One city that I have to get to while the getting is still getable is Punxsutawney Pennsylvania, home of Punxsutawney Phil, the world’s greatest weather rodent. Another go to place is the home of the world’s greatest, and first pizza, Naples. Naples is also the home of half of my heritage so a trip there would kill two tomatoes with one wheel of cheese.
Things to do before that bucket tips are probably at the top of everyone’s list. I guess I never have been that conventional. If I wanted to do it, it has already been done. There aren’t that many noteworthy things that I feel I have to do again. Drive across country – done that. Jump out of a flying object – once was enough and I did it more than that! Race around a race track in a race car just like a race car driver – no desire. Nope, there aren’t many things to do to be done or else feel like there is something missing in my life. Two things to continue to do are to wind down in the hot tub and to wind it up cruising top down along a country lane. And if I get to pick a companion it would be She.

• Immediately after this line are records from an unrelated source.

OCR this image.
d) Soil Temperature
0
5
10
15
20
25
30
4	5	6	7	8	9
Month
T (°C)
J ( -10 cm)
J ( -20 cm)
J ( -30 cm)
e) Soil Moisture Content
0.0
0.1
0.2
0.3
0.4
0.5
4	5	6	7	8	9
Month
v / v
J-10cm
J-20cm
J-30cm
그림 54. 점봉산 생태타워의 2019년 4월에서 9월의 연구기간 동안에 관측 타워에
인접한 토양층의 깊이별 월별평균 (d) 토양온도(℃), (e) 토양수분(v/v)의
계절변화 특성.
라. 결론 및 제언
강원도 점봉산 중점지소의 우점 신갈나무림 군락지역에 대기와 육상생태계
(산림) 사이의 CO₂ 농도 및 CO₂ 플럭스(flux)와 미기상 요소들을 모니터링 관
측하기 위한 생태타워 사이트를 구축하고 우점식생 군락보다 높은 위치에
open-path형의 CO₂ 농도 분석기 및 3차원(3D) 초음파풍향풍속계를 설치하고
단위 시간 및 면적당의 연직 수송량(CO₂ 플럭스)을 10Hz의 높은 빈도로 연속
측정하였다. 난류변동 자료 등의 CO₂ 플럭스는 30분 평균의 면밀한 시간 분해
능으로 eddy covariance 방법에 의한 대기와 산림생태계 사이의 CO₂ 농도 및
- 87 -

Part place to go, thing to do, and experience to experience is the last item on the list. Last here is certainly not least but is at least the least likely to be experienced, or done, or gone to when last call is called. That would be the Mediterranean Wine Cruise. Years ago while dreaming of vacations to consider, She and I ran across an ad for a two week cruise across the Mediterranean Sea and all the ports of call were where “wine country” was one of your first thoughts of the area. Whoever put this together did not use Mediterranean euphemistically like we feel compelled to in this country. It was not code for Turkey or Greece. It covered all of the countries that touch that body of water and there are a lot of them. And they all make wine. We didn’t get there and for why ever that was it never seemed to be a big deal except for now when I think of places I’d like to go or things I like to do or an experience I’d like to have that I didn’t, or hadn’t, or wanted.
So they aren’t the most adventurous things and places and what nots. That’s my list and I’m sticking to it. I wonder now, what would happen if you compare this list with the Hole in the Bucket List? I guess that makes these sort of the pros and cons of things to do today.
Now, that’s what I think. Really. How ‘bout you?